Taormina. Asm, incertezza sul “Caso Longo”

TAORMINA – Si tinge di incertezza il “Caso Longo”, inerente il licenziamento del direttore generale dell’Asm, disposto dal Consiglio d’amministrazione della municipalizzata. Quanto sin qui discusso nelle audizioni del Consiglio comunale e i relativi atti “secretati”, potrebbero aver perso nelle ultime ore consistenza e valore.
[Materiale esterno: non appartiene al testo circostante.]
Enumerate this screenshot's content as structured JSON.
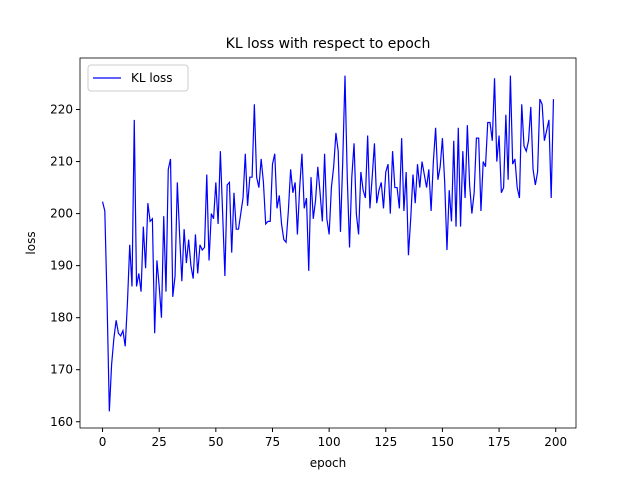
{
  "chart_data": {
    "type": "line",
    "title": "KL loss with respect to epoch",
    "x_label": "epoch",
    "y_label": "loss",
    "series": [
      {
        "name": "KL loss",
        "color": "#0000ff",
        "values": [
          202.3,
          200.5,
          183,
          162,
          171,
          176,
          179.5,
          177,
          176.5,
          177.5,
          174.5,
          183,
          194,
          186,
          218,
          186,
          188.5,
          185,
          197.5,
          189.5,
          202,
          198.5,
          199,
          177,
          191,
          186,
          180,
          199.5,
          185,
          208.5,
          210.5,
          184,
          188,
          206,
          196,
          187,
          197,
          190.5,
          195,
          190,
          187.5,
          196,
          188.5,
          194,
          193,
          193.5,
          207.5,
          191,
          200,
          199,
          206,
          198,
          212,
          200,
          188,
          205.5,
          206,
          192.5,
          204,
          197,
          197,
          200,
          203,
          211.5,
          201.5,
          207,
          207,
          221,
          207,
          205,
          210.5,
          206,
          198,
          198.5,
          198.5,
          209.5,
          211.5,
          201,
          203.5,
          198,
          195,
          194.5,
          200.5,
          208.5,
          204,
          206,
          196,
          205,
          211.5,
          201,
          203,
          189,
          207,
          199,
          202.5,
          209,
          204,
          198.5,
          211.5,
          199,
          196,
          205,
          209,
          215.5,
          212,
          196.5,
          210,
          226.5,
          207,
          193.5,
          207,
          213.5,
          200,
          196,
          208,
          204.5,
          203,
          215,
          201,
          207,
          213.5,
          202,
          204.5,
          206,
          201,
          208,
          209.5,
          200,
          212,
          205,
          205,
          201,
          214.5,
          200.5,
          208,
          192,
          199,
          207.5,
          202,
          209.5,
          205,
          210,
          207.5,
          205,
          208.5,
          200.5,
          210,
          216.5,
          206.5,
          209,
          214.5,
          206,
          193,
          204.5,
          198.5,
          214,
          197.5,
          216.5,
          197.5,
          212,
          203,
          217,
          205.5,
          200,
          204,
          214.5,
          214.5,
          200.5,
          210,
          209,
          217.5,
          217.5,
          214,
          226,
          210,
          215,
          204,
          205,
          219,
          206.5,
          226.5,
          209.5,
          210.5,
          205,
          203,
          221,
          213,
          212,
          214,
          220.5,
          208.5,
          205.5,
          208,
          222,
          221,
          214,
          216,
          218,
          203,
          222
        ]
      }
    ],
    "xlim": [
      -9.95,
      208.95
    ],
    "ylim": [
      158.8,
      229.9
    ],
    "xticks": [
      0,
      25,
      50,
      75,
      100,
      125,
      150,
      175,
      200
    ],
    "yticks": [
      160,
      170,
      180,
      190,
      200,
      210,
      220
    ],
    "legend": "upper left"
  }
}
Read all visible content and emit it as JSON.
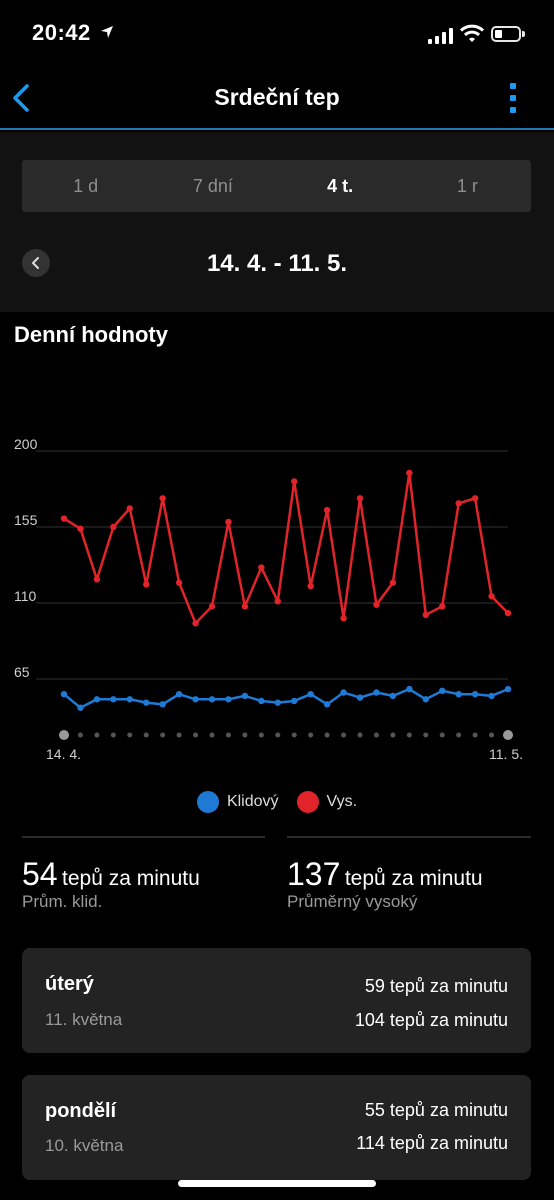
{
  "status_bar": {
    "time": "20:42"
  },
  "header": {
    "title": "Srdeční tep"
  },
  "range_tabs": [
    {
      "label": "1 d",
      "active": false
    },
    {
      "label": "7 dní",
      "active": false
    },
    {
      "label": "4 t.",
      "active": true
    },
    {
      "label": "1 r",
      "active": false
    }
  ],
  "date_range": "14. 4. - 11. 5.",
  "section_title": "Denní hodnoty",
  "chart_data": {
    "type": "line",
    "x": [
      "14. 4.",
      "15. 4.",
      "16. 4.",
      "17. 4.",
      "18. 4.",
      "19. 4.",
      "20. 4.",
      "21. 4.",
      "22. 4.",
      "23. 4.",
      "24. 4.",
      "25. 4.",
      "26. 4.",
      "27. 4.",
      "28. 4.",
      "29. 4.",
      "30. 4.",
      "1. 5.",
      "2. 5.",
      "3. 5.",
      "4. 5.",
      "5. 5.",
      "6. 5.",
      "7. 5.",
      "8. 5.",
      "9. 5.",
      "10. 5.",
      "11. 5."
    ],
    "x_tick_labels": [
      "14. 4.",
      "11. 5."
    ],
    "y_ticks": [
      65,
      110,
      155,
      200
    ],
    "ylim": [
      33,
      205
    ],
    "grid": true,
    "series": [
      {
        "name": "Klidový",
        "color": "#1f7ad6",
        "values": [
          56,
          48,
          53,
          53,
          53,
          51,
          50,
          56,
          53,
          53,
          53,
          55,
          52,
          51,
          52,
          56,
          50,
          57,
          54,
          57,
          55,
          59,
          53,
          58,
          56,
          56,
          55,
          59
        ]
      },
      {
        "name": "Vys.",
        "color": "#e0242a",
        "values": [
          160,
          154,
          124,
          155,
          166,
          121,
          172,
          122,
          98,
          108,
          158,
          108,
          131,
          111,
          182,
          120,
          165,
          101,
          172,
          109,
          122,
          187,
          103,
          108,
          169,
          172,
          114,
          104
        ]
      }
    ]
  },
  "legend": {
    "resting": "Klidový",
    "high": "Vys."
  },
  "stats": {
    "resting": {
      "value": "54",
      "unit": "tepů za minutu",
      "caption": "Prům. klid."
    },
    "high": {
      "value": "137",
      "unit": "tepů za minutu",
      "caption": "Průměrný vysoký"
    }
  },
  "days": [
    {
      "day": "úterý",
      "date": "11. května",
      "resting": "59 tepů za minutu",
      "high": "104 tepů za minutu"
    },
    {
      "day": "pondělí",
      "date": "10. května",
      "resting": "55 tepů za minutu",
      "high": "114 tepů za minutu"
    }
  ]
}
Con la morte del sindaco Carmelantonio D’Agostino, infatti, decadono le cariche politiche decise e firmate dallo scomparso primo cittadino. In virtù di ciò anche il Cda dell’Asm sarebbe da considerarsi virtualmente sciolto. Pertanto verrebbe a cadere il muro contro muro che nelle ultime settimane ha caratterizzato i rapporti tra il presidente dell’Asm Bruno De Vita e il direttore generale Gaetano Longo. Il primo aveva già provveduto ad avviare le pratiche per la rimozione e il licenziamento di Longo. Il secondo si era premurato a fornire le controdeduzioni per difendere il suo operato. Il futuro di questa vicenda è tutto da scrivere. A decidere dovrebbe essere il commissario straordinario che reggerà le sorti del Comune di Taormina fino alle amministrative della prossima primavera.